One out of every eleven American adults has diabetes, or 9.3 percent, up one percent over the last three years. That equates to more than three million new diabetics.
Dr. Edward Gregg of the CDC said age is the second most important risk factor after obesity and the increase could be attributed to aging baby boomers. Gregg also pointed to what might be an even greater risk factor for the disease. “There’s definitely a geographic component to the disease that tends to relate to socioeconomic status – poverty, “ he said.
Genetics play a factor too, so New Mexico’s larger-than-average Native American and Hispanic populations factor in, but a 2013 U.S. Census report on poverty shows New Mexico among the worst in the country. Poverty and a genetic predisposition for diabetes is a dangerous combination.
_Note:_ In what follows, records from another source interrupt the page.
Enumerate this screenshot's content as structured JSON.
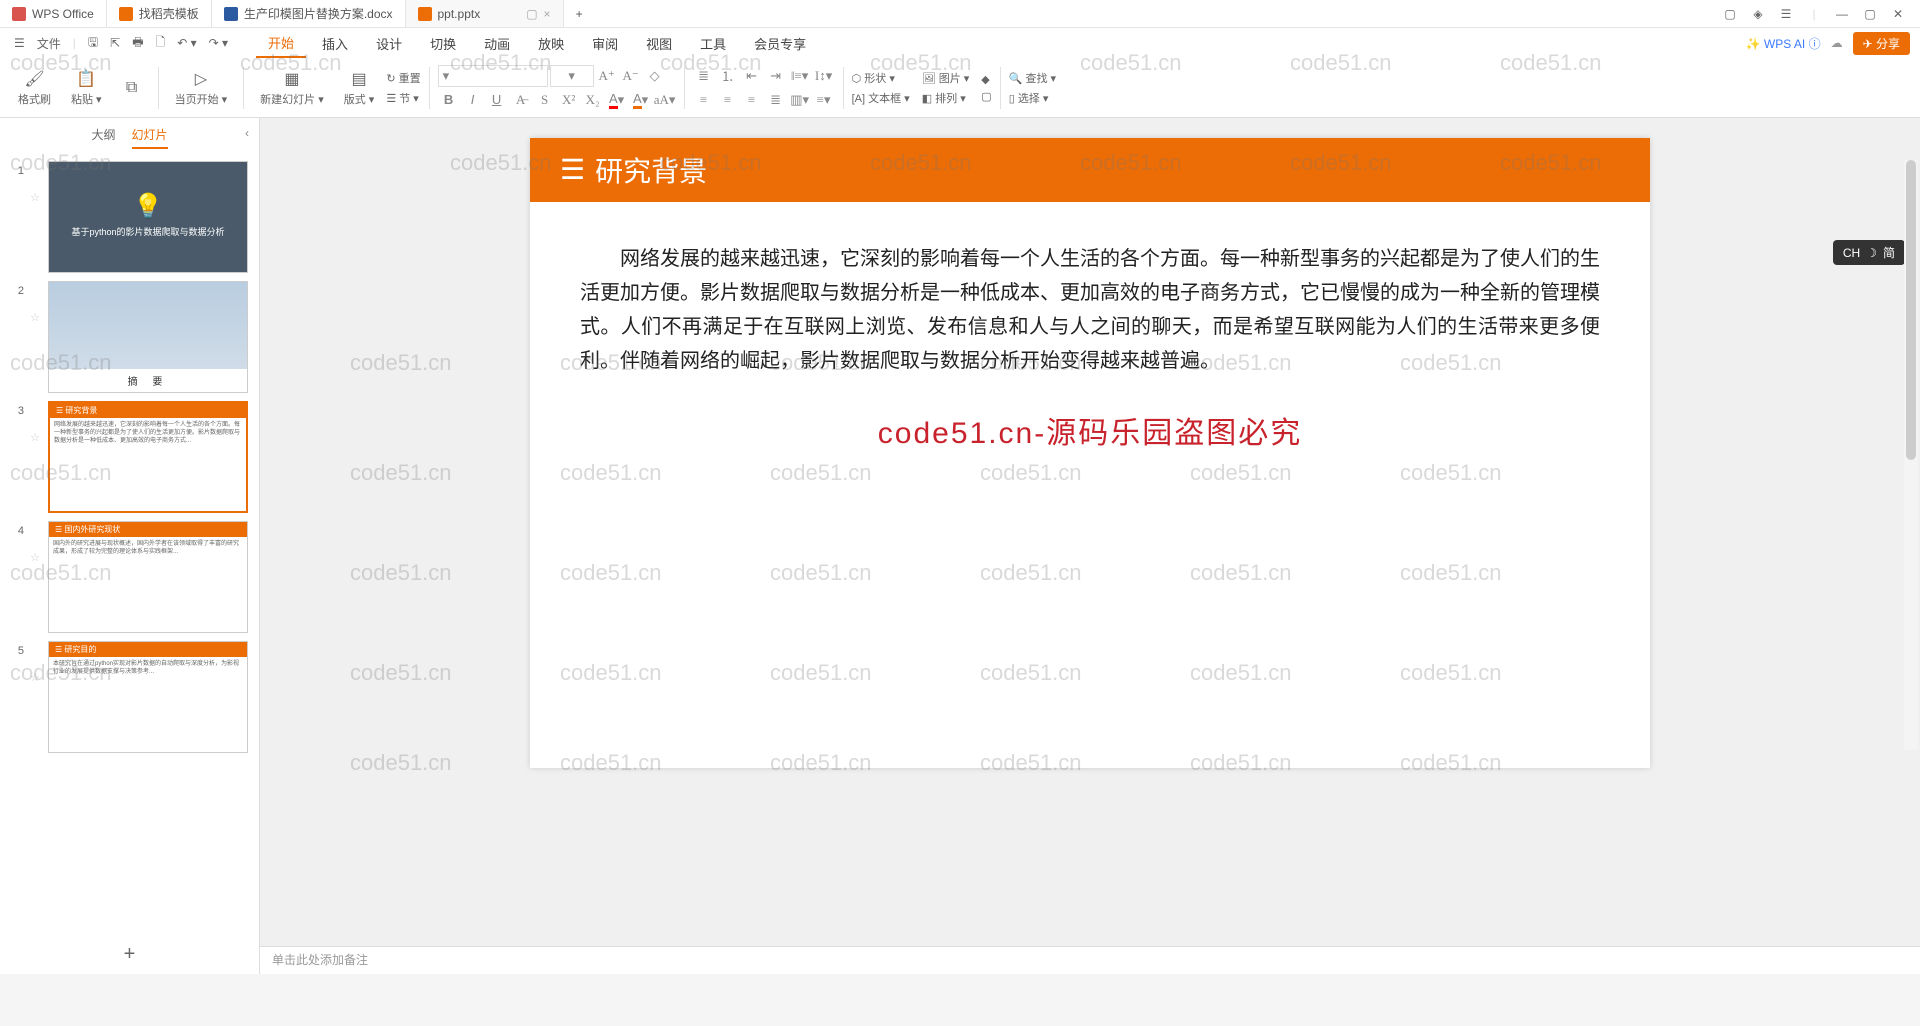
{
  "titlebar": {
    "app": "WPS Office",
    "tabs": [
      {
        "label": "找稻壳模板"
      },
      {
        "label": "生产印模图片替换方案.docx"
      },
      {
        "label": "ppt.pptx",
        "active": true
      }
    ],
    "add": "+"
  },
  "file_row": {
    "menu": "文件"
  },
  "menu": {
    "items": [
      "开始",
      "插入",
      "设计",
      "切换",
      "动画",
      "放映",
      "审阅",
      "视图",
      "工具",
      "会员专享"
    ],
    "active": "开始",
    "ai": "WPS AI",
    "share": "分享"
  },
  "ribbon": {
    "format_painter": "格式刷",
    "paste": "粘贴",
    "from_start": "当页开始",
    "new_slide": "新建幻灯片",
    "layout": "版式",
    "reset": "重置",
    "section": "节",
    "shape": "形状",
    "image": "图片",
    "textbox": "文本框",
    "arrange": "排列",
    "find": "查找",
    "select": "选择"
  },
  "panel": {
    "tab_outline": "大纲",
    "tab_slides": "幻灯片",
    "slides": [
      {
        "num": "1",
        "title": "基于python的影片数据爬取与数据分析"
      },
      {
        "num": "2",
        "caption": "摘 要"
      },
      {
        "num": "3",
        "title": "研究背景"
      },
      {
        "num": "4",
        "title": "国内外研究现状"
      },
      {
        "num": "5",
        "title": "研究目的"
      }
    ]
  },
  "slide": {
    "title": "研究背景",
    "body": "网络发展的越来越迅速，它深刻的影响着每一个人生活的各个方面。每一种新型事务的兴起都是为了使人们的生活更加方便。影片数据爬取与数据分析是一种低成本、更加高效的电子商务方式，它已慢慢的成为一种全新的管理模式。人们不再满足于在互联网上浏览、发布信息和人与人之间的聊天，而是希望互联网能为人们的生活带来更多便利。伴随着网络的崛起，影片数据爬取与数据分析开始变得越来越普遍。",
    "watermark": "code51.cn-源码乐园盗图必究"
  },
  "notes": {
    "placeholder": "单击此处添加备注"
  },
  "ime": {
    "label": "CH",
    "mode": "简"
  },
  "wm": "code51.cn"
}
The New Mexico Department of Health reports a person making less than $15,000 a year is almost three times more likely to become diabetic than someone making $50,000 a year.
Linda Reineke is a Certified Diabetes Educator with the University of New Mexico Hospital. She said the pervasiveness of the disease is affecting peoples’ attitudes.
“I see people who have diabetes in their family and people are on dialysis,” Reineke explained. “And so they think, ‘OK, well my cousin is on dialysis or my dad’s on dialysis. It’s going to happen to me and that’s fine because everybody else is on dialysis.’ Which is really kind of a crazy way to look at it.”
Reineke has seen how the CDC’s findings and Gregg’s explanations play out. She said much of New Mexico, including its urban centers, does not have the infrastructure to support a healthy lifestyle, like walking trails and access to healthy food. Her takeaway – your zip code influences your diabetes risk.
The CDC report says one of every three Americans is prediabetic, a condition of elevated blood sugar that is not quite diabetes. Ninety percent of them don’t know it, including about 500,000 New Mexicans. Without weight loss and some exercise, up to 30 percent of prediabetics will develop diabetes within five years.